Good fun read. Keep in mind, we are a family forum. So you may want to edit the first lights descriptive piece. :welcome:

I have never been up close to a Helotex, or a 1972 Cement truck, so I have to take your word on that! Oh, and it is probably just me, but I don't get the Sandy Hook reference. 

Welcome to CPF. Post some pics That always makes threads really pop along.


----------



## wweiss (Mar 15, 2017)

*Re: My modest collection - so far - with opinions & comments on efficacy and operatio*

Will do on the language - sorry - thought I was being a clever lad... 
As far as "Sandy Hook", that's a large sand spit below New York Harbor and I meant it as an obscure reference to Mark Twain who used the expression to mean the LED is misaligned and off- center. 
A 1972 cement truck is form following functional, durable - and stub ugly.


----------



## archimedes (Mar 15, 2017)

*Re: My modest collection - so far - with opinions & comments on efficacy and operatio*



wweiss said:


> Will do on the language - sorry ....



Thank you, and welcome.



wweiss said:


> As far as "Sandy Hook", that's a large sand spit below New York Harbor and I meant it as an obscure reference to Mark Twain ....



There is a more contemporary and unfortunate meaning, presumably unintended, and the reason for confusion.


----------



## bykfixer (Mar 16, 2017)

*Re: My modest collection - so far - with opinions & comments on efficacy and operatio*

Being around road construction since the early 80's I got the 72 cement truck reference as there were still plenty around back then.

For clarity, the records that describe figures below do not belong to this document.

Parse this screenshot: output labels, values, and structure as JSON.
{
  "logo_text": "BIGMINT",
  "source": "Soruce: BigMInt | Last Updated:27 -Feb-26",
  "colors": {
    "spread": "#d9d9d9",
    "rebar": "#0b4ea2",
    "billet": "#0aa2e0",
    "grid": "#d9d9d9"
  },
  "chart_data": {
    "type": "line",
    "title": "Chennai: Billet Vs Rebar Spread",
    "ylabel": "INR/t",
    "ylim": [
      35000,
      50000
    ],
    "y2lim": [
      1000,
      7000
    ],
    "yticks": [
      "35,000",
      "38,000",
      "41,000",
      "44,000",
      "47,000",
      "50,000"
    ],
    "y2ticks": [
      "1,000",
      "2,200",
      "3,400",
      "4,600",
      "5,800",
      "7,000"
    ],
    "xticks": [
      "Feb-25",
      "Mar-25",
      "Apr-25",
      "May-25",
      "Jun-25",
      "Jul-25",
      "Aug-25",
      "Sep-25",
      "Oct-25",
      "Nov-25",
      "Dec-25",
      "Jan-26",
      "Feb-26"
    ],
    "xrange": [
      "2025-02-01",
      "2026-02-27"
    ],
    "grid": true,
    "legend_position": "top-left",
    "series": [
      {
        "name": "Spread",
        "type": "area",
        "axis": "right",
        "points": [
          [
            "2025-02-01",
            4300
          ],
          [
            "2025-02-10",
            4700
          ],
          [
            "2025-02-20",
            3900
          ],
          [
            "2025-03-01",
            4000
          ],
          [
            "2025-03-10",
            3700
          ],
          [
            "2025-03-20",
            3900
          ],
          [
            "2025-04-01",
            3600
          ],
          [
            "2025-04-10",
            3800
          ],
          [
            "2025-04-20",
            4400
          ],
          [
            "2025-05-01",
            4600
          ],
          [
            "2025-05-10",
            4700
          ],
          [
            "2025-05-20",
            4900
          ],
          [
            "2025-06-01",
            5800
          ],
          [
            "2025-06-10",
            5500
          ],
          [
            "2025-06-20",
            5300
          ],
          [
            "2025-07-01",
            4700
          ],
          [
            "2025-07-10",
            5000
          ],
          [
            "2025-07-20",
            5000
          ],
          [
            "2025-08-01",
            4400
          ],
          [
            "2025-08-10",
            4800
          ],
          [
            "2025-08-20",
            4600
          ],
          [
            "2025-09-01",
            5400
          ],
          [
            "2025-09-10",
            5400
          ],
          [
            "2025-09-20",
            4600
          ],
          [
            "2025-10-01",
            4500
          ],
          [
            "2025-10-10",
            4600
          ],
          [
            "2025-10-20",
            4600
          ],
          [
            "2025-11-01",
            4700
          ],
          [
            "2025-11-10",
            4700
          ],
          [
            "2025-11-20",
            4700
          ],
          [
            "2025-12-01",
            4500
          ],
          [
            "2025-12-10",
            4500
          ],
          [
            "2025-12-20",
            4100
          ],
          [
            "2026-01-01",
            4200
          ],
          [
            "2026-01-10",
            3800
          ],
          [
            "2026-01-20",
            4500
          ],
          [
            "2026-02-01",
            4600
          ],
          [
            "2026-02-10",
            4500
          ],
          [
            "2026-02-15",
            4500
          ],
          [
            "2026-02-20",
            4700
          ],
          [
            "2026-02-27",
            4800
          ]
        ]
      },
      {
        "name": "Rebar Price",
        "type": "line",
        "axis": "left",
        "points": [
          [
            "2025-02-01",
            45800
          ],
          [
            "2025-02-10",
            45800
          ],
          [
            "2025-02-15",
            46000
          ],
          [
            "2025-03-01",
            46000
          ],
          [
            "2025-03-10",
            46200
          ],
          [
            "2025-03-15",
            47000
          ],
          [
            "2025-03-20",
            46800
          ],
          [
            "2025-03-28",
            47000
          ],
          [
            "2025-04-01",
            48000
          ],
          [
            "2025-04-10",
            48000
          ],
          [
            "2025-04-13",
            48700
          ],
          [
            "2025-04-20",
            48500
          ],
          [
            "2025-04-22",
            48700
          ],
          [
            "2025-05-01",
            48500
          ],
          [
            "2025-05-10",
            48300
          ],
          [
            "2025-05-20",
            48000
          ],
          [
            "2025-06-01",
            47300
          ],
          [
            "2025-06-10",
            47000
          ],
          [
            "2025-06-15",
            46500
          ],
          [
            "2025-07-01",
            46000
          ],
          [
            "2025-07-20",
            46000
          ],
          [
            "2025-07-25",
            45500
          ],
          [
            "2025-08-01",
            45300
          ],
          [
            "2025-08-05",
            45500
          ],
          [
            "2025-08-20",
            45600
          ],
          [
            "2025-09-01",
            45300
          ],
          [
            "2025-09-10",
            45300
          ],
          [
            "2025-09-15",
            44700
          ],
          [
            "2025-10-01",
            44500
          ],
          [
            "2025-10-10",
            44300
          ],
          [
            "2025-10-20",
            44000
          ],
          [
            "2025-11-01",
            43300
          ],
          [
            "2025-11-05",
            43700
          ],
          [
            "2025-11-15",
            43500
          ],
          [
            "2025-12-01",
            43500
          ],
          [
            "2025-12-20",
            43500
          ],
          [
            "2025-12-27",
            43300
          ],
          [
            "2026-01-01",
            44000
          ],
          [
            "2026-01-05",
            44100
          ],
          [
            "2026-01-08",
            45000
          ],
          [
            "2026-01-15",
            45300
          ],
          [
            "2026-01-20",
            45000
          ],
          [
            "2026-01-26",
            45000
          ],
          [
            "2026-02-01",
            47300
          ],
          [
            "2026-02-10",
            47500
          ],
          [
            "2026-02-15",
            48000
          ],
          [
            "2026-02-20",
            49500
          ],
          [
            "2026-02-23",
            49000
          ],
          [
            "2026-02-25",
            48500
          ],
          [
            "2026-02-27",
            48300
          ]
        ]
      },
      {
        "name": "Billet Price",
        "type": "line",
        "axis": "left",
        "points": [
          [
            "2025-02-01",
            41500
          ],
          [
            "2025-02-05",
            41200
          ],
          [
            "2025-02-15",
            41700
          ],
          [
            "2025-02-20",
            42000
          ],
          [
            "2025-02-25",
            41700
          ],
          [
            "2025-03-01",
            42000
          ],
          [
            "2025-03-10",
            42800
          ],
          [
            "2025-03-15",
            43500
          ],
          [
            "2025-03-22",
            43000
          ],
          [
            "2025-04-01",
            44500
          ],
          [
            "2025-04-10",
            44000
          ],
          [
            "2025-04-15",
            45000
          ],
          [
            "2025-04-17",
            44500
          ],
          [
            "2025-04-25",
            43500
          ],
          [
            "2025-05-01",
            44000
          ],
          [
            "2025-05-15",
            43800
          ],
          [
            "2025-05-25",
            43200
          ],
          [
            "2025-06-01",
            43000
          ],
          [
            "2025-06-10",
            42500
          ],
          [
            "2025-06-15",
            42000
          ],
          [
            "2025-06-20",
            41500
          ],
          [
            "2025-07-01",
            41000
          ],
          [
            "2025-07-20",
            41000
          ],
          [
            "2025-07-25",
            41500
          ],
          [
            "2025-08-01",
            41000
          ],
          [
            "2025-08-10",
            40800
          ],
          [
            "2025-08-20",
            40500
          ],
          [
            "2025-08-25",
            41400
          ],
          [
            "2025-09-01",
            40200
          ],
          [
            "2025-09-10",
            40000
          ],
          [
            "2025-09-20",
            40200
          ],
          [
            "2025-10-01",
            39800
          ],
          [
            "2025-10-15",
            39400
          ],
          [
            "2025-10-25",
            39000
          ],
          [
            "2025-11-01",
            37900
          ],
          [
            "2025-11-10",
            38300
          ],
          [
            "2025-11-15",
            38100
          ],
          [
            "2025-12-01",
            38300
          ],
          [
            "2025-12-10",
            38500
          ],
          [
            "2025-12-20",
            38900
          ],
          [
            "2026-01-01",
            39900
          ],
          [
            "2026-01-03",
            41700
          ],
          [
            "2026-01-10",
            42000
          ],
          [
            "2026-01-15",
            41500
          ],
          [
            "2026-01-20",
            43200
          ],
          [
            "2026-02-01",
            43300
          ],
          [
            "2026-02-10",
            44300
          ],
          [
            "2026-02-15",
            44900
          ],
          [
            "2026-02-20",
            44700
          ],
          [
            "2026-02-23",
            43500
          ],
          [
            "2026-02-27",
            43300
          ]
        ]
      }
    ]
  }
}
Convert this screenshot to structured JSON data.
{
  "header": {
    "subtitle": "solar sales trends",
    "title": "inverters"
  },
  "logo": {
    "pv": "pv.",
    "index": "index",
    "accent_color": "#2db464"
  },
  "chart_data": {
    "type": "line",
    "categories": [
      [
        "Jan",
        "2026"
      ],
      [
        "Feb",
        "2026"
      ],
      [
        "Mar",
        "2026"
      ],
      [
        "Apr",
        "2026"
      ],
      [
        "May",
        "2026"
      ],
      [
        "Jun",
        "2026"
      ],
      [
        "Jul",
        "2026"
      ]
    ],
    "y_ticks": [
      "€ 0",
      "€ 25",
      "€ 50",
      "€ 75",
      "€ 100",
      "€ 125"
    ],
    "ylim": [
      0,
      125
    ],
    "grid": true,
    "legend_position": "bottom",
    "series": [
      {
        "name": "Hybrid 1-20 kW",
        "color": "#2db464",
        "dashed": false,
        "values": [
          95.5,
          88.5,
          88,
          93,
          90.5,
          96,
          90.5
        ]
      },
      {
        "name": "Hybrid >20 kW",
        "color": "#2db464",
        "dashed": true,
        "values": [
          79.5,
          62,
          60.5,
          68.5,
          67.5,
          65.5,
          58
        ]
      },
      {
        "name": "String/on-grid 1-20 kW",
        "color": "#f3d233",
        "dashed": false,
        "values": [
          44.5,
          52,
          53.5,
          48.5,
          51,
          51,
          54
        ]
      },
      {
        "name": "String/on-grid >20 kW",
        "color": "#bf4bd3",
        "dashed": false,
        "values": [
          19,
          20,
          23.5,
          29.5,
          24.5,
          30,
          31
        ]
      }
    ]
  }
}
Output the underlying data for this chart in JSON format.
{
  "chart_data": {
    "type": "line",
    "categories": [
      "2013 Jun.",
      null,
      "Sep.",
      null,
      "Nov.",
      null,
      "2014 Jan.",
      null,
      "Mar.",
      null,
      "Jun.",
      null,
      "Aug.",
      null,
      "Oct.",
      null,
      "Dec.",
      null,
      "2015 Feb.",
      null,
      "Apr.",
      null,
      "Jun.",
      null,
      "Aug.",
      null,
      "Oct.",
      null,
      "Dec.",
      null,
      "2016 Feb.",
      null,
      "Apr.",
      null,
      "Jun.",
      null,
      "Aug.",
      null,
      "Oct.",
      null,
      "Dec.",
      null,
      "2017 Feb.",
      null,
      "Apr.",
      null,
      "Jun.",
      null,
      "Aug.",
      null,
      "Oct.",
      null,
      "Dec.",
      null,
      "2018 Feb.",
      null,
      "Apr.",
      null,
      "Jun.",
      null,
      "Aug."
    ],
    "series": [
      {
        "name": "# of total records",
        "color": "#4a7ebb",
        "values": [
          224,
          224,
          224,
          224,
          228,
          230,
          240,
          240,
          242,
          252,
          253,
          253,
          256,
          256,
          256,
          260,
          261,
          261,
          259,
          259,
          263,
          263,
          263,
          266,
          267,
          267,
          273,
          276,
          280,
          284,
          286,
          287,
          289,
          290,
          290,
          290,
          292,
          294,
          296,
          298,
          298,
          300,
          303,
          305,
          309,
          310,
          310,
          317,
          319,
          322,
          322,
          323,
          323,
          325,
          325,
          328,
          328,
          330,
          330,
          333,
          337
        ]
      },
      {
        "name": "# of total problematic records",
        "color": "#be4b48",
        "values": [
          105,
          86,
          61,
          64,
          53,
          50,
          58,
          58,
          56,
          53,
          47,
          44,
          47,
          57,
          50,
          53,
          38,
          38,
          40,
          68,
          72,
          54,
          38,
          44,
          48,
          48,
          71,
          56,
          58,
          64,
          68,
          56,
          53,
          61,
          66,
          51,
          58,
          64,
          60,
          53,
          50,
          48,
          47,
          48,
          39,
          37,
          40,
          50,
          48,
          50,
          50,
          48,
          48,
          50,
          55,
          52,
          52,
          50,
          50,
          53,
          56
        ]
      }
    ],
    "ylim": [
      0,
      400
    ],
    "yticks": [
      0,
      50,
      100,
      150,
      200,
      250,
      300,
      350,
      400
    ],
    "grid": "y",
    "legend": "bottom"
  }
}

They got about 3/4 of an MPG but man were they tough. 

Now the K car if I recall correct was a fragile creature that on paper was meant to compete with the Japanese cars that were absolutely murdering the Big 3 market back then... deservedly so due to our car makers using the cheapest, flimsiest junk possible to cut costs and compete with the Hondas and Toyotas. 
Lee Iococca once said "the dam things were rusting before they left the factory". 

I like your spreadsheet format. Musta taken a while. Well done.
X2 on the pix


----------



## wweiss (Mar 16, 2017)

*Re: My modest collection - so far - with opinions & comments on efficacy and operatio*

Thanks for your generous comments to my metaphors and format... 
I will do some pix at some point - when I have something intelligent to pic...


----------



## magellan (Mar 28, 2017)

*Re: My modest collection - so far - with opinions & comments on efficacy and operatio*

Very nice start to a collection with detailed and informative descriptions. Welcome to the CPF!

I had a K car way back when and it was quite reliable.


----------



## wweiss (Mar 29, 2017)

*Re: My modest collection - so far - with opinions & comments on efficacy and operatio*

Thanks - and for the welcome here...


----------